Je sais bien que ce sujet suscite de vifs débats, en Estonie comme en France. Pour ma part, je crois qu’il faut avant tout mieux nous comprendre. Ainsi, ce que la France souhaite, c’est que les choix économiques et fiscaux soient respectueux des règles communes. Ce que souhaite la France également c’est une concurrence fondée sur des règles justes et loyales, au service d’un développement équilibré des différents territoires de l’Union. C’est en effet essentiel pour que ses citoyens continuent de soutenir l’idée européenne. Par exemple, s’agissant des fonds structurels, la France est soucieuse que leur utilisation résulte, comme cela est la règle, d’un co-financement entre l’Etat bénéficiaire et l’Union européenne.

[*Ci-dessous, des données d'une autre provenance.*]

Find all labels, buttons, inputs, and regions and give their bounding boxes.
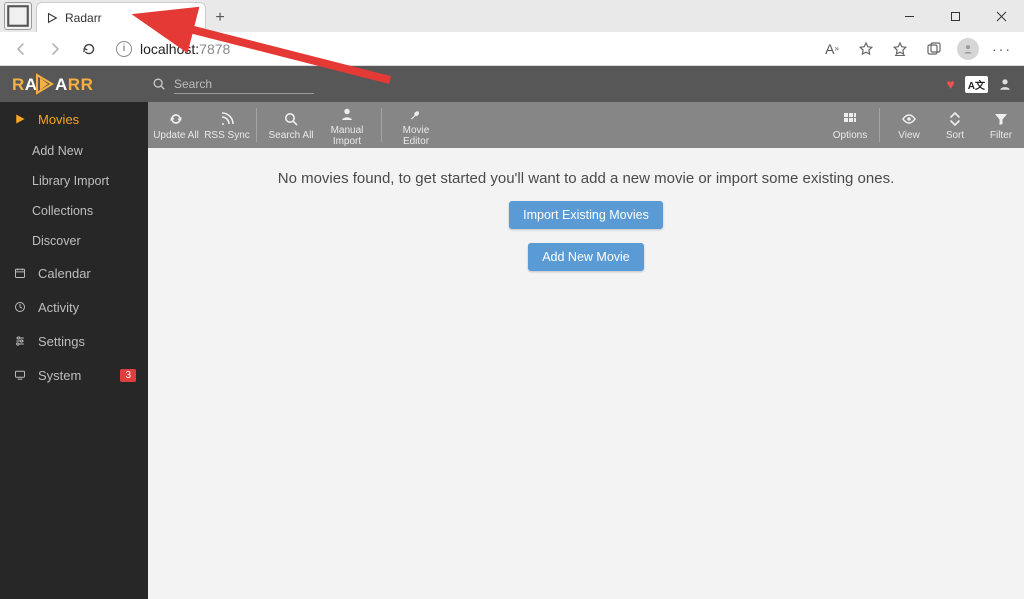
sidebar: Movies Add New Library Import Collection… xyxy=(0,102,148,599)
main-panel: Update All RSS Sync Search All xyxy=(148,102,1024,599)
browser-addressbar: i localhost:7878 A» ··· xyxy=(0,32,1024,66)
favorites-icon[interactable] xyxy=(854,37,878,61)
toolbar-separator xyxy=(879,108,880,142)
sidebar-item-add-new[interactable]: Add New xyxy=(0,136,148,166)
person-icon xyxy=(339,106,355,122)
window-controls xyxy=(886,0,1024,32)
sidebar-item-settings[interactable]: Settings xyxy=(0,324,148,358)
calendar-icon xyxy=(14,267,28,279)
new-tab-button[interactable]: + xyxy=(206,4,234,32)
sidebar-item-discover[interactable]: Discover xyxy=(0,226,148,256)
grid-icon xyxy=(842,111,858,127)
app-header: RA ARR ♥ A文 xyxy=(0,66,1024,102)
donate-heart-icon[interactable]: ♥ xyxy=(946,76,954,92)
nav-back-button[interactable] xyxy=(6,35,36,63)
nav-refresh-button[interactable] xyxy=(74,35,104,63)
sort-icon xyxy=(947,111,963,127)
browser-titlebar: Radarr × + xyxy=(0,0,1024,32)
favorites-bar-icon[interactable] xyxy=(888,37,912,61)
toolbar-separator xyxy=(381,108,382,142)
sidebar-item-label: Activity xyxy=(38,300,79,315)
toolbar-view[interactable]: View xyxy=(886,102,932,148)
content-area: No movies found, to get started you'll w… xyxy=(148,148,1024,599)
tab-favicon-play-icon xyxy=(45,11,59,25)
toolbar-manual-import[interactable]: ManualImport xyxy=(319,102,375,148)
radarr-app: RA ARR ♥ A文 xyxy=(0,66,1024,599)
toolbar-options[interactable]: Options xyxy=(827,102,873,148)
sidebar-item-collections[interactable]: Collections xyxy=(0,196,148,226)
toolbar-rss-sync[interactable]: RSS Sync xyxy=(204,102,250,148)
play-icon xyxy=(14,113,28,125)
monitor-icon xyxy=(14,369,28,381)
sidebar-item-activity[interactable]: Activity xyxy=(0,290,148,324)
url-field[interactable]: i localhost:7878 xyxy=(108,35,816,63)
search-input[interactable] xyxy=(174,75,314,94)
profile-avatar[interactable] xyxy=(956,37,980,61)
toolbar-filter[interactable]: Filter xyxy=(978,102,1024,148)
nav-forward-button[interactable] xyxy=(40,35,70,63)
rss-icon xyxy=(219,111,235,127)
close-icon[interactable]: × xyxy=(185,10,197,26)
language-badge[interactable]: A文 xyxy=(965,76,988,93)
toolbar-sort[interactable]: Sort xyxy=(932,102,978,148)
browser-tab[interactable]: Radarr × xyxy=(36,2,206,32)
sidebar-item-label: Settings xyxy=(38,334,85,349)
url-text: localhost:7878 xyxy=(140,41,230,57)
search-icon xyxy=(283,111,299,127)
radarr-logo[interactable]: RA ARR xyxy=(0,66,148,102)
add-new-movie-button[interactable]: Add New Movie xyxy=(528,243,644,271)
site-info-icon[interactable]: i xyxy=(116,41,132,57)
toolbar-search-all[interactable]: Search All xyxy=(263,102,319,148)
wrench-icon xyxy=(408,106,424,122)
user-icon[interactable] xyxy=(998,77,1012,91)
tab-actions-icon[interactable] xyxy=(4,2,32,30)
toolbar: Update All RSS Sync Search All xyxy=(148,102,1024,148)
window-maximize-button[interactable] xyxy=(932,0,978,32)
filter-icon xyxy=(993,111,1009,127)
read-aloud-icon[interactable]: A» xyxy=(820,37,844,61)
sidebar-item-label: Movies xyxy=(38,112,79,127)
sidebar-item-calendar[interactable]: Calendar xyxy=(0,256,148,290)
eye-icon xyxy=(901,111,917,127)
svg-text:ARR: ARR xyxy=(55,75,93,94)
toolbar-movie-editor[interactable]: MovieEditor xyxy=(388,102,444,148)
empty-message: No movies found, to get started you'll w… xyxy=(278,170,895,187)
refresh-icon xyxy=(168,111,184,127)
sidebar-item-library-import[interactable]: Library Import xyxy=(0,166,148,196)
tab-title: Radarr xyxy=(65,11,179,25)
svg-text:RA: RA xyxy=(12,75,38,94)
search-icon xyxy=(152,77,166,91)
system-badge: 3 xyxy=(120,369,136,382)
clock-icon xyxy=(14,301,28,313)
collections-icon[interactable] xyxy=(922,37,946,61)
sidebar-item-movies[interactable]: Movies xyxy=(0,102,148,136)
sliders-icon xyxy=(14,335,28,347)
import-existing-button[interactable]: Import Existing Movies xyxy=(509,201,663,229)
sidebar-item-label: System xyxy=(38,368,81,383)
toolbar-update-all[interactable]: Update All xyxy=(148,102,204,148)
browser-menu-button[interactable]: ··· xyxy=(990,37,1014,61)
window-minimize-button[interactable] xyxy=(886,0,932,32)
sidebar-item-label: Calendar xyxy=(38,266,91,281)
sidebar-item-system[interactable]: System 3 xyxy=(0,358,148,392)
window-close-button[interactable] xyxy=(978,0,1024,32)
toolbar-separator xyxy=(256,108,257,142)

Je crois aussi qu’il ne faut pas céder aux clichés. J’ai moi-même évoqué à l’instant quelques images fausses sur la France au plan économique, pour rétablir la réalité. M. Juhan Parts a rappelé dans une intervention il y a quelques jours que les prélèvements publics représentent plus de 35% du PIB de l’Estonie. Cela contribue à rendre la discussion plus claire et plus sereine, et je m’en félicite. Nous devons de cette façon engager un dialogue et un débat sérieux sur ces questions. C’est dans notre intérêt, tant vis-à-vis des citoyens que des milieux économiques. C’est mon souhait de favoriser ce dialogue ici avec l’Estonie et au plan européen avec tous les Etats membres.

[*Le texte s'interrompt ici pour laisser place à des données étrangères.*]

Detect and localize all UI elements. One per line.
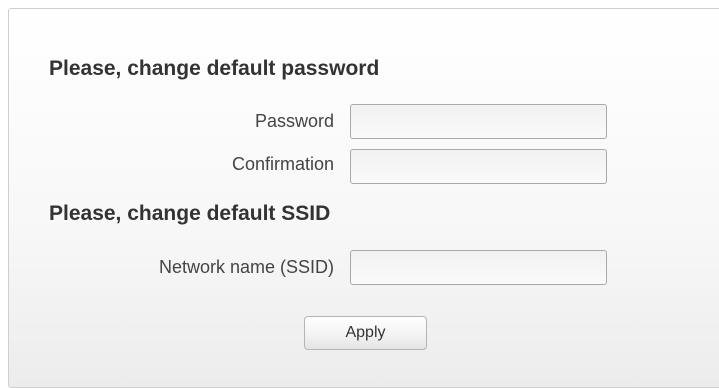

Une prospérité partagée entre les pays d’Europe, entre les citoyens de chaque pays européen, voici la vision que la France peut avoir pour l’ambition économique de l’Europe. Nous avons en Europe des atouts considérables, mais il y a aussi des obstacles, des insuffisances. Cela appelle des réformes, que la France engage d’ailleurs à un rythme très soutenu, cela appelle aussi un volontarisme pour la recherche, l’industrie, les réseaux européens, la cohésion sociale et territoriale. Nous porterons ces priorités dans le cadre de la négociation des prochaines perspectives financières. Nous souhaitons également que ces éléments puissent donner un nouveau dynamisme à la stratégie de Lisbonne, à la stratégie de compétitivité de l’Union européenne. Cette stratégie, l’Europe doit y croire, elle doit la concrétiser, et faire en sorte que ses citoyens puissent plus largement y adhérer. Sur tous ces sujets, nous souhaitons un dialogue nourri et suivi avec nos partenaires, et notamment avec l’Estonie.